Wednesday, December 16, 2009

What's the point?

Why are you telling me what the speed limit is not? This type of sign and type of message serves no purpose. I don't ever need to know what the speed limit is not - I only ever need to know what it is. Yet, this type of message is so common.

Throughout the 80's and 90's we dined in the "No Fat" world the government espoused. And what happened? We got fatter and fatter because as long as something was fat free, it was assumed to be healthy. With that definition, jelly beans and fat free "snackwells" cookies were considered in the same family as chicken breasts and broccoli - what a load of garbage.

Fast forward to the "Low Carb" years of this last decade. We did the same thing - if it was low in carbs, then it was considered healthy. Now bacon and butter lead the health food parade.

The product of telling people what not to do only leads to failure.
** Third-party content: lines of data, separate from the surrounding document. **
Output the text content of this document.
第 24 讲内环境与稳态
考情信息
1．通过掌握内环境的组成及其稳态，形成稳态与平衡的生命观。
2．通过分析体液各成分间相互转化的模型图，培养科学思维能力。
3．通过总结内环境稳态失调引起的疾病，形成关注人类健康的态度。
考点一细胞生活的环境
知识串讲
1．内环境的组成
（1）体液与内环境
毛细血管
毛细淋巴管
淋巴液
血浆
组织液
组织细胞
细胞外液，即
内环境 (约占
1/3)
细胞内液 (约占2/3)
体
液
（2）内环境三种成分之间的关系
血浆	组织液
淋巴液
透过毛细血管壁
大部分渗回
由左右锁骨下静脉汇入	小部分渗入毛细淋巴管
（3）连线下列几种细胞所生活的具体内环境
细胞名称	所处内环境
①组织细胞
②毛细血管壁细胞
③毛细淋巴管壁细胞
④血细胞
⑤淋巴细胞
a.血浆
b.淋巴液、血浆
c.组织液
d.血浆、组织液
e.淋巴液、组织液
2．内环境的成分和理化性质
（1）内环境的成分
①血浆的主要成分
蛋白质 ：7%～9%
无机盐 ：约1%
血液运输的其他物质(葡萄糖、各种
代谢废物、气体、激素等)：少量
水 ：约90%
We might all borrow a good tidbit from the dog training world, where dogs are shown what to do and then rewarded for doing it. This works quite well with children as well. Don't get me wrong - I think that people need to be told "No" or "Stop" in the moment when they are doing something wrong, but whenever possible, this should be followed with encouragement and in instruction for how to do the right thing. I'm always reminded about this every time I see the End Speed Limit sign and start frantically searching for what the actual speed limit is - well, I know it's not 35 mph (but what is it? - 55 mph, 25 mph....?). Would a sign that told what me what the current speed limit is do so much more good - I sure think so.

Thursday, December 10, 2009

Painting With Words

Today in Clear Creek's Leadership Development Program, we were blessed to have Will Mancini speak to us about Vision vs. Mission. Contrary to what I had understood, Mission is something that doesn't change. It's the overarching goal that you are always trying to acheive. Vision on the other hand, can change and should change in order to keep you focused on the mission. As an exercise for seeing how to cast Vision, we listened to the complete "I have a dream" speech from Martin Luther King Jr. and were asked to write down elements of the speech that were key parts of casting Vision.
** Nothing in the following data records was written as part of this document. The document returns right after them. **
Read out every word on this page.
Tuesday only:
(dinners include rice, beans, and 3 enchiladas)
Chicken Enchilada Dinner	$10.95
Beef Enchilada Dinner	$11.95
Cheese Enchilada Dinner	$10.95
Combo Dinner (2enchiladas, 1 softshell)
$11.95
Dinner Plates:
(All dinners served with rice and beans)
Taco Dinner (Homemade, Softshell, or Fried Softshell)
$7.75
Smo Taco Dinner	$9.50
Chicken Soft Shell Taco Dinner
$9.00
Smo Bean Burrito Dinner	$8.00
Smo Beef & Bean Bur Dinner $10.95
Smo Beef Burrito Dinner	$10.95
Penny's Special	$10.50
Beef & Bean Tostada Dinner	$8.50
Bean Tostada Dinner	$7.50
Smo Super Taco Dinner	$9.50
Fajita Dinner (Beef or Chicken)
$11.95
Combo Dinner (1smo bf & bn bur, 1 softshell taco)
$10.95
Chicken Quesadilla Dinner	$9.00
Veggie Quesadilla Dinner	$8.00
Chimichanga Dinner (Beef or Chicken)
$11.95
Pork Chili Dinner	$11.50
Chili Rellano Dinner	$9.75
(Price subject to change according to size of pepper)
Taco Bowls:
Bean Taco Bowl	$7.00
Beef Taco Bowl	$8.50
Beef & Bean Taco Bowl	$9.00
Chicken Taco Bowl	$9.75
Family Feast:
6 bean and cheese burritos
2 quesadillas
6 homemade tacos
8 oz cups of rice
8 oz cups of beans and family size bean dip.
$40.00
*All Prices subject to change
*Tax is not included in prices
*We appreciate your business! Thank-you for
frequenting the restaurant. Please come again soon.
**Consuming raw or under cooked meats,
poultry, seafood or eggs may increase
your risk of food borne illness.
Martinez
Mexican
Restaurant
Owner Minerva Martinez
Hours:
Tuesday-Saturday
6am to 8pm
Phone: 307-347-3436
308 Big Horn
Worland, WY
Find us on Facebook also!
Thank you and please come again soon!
Many of us may have heard the portions of the speech, but I'm completely convinced that all of us should listen to the whole thing - all 17 minutes of it. King paints an amazingly vivid picture with his spoken words. His tone and delivery transformed the written word into a speech that brought tears to my eyes and made me want to get up and take action - exactly what casting Vision is all about.

Do yourself a favor and listen to King's speech. You'll be better for it.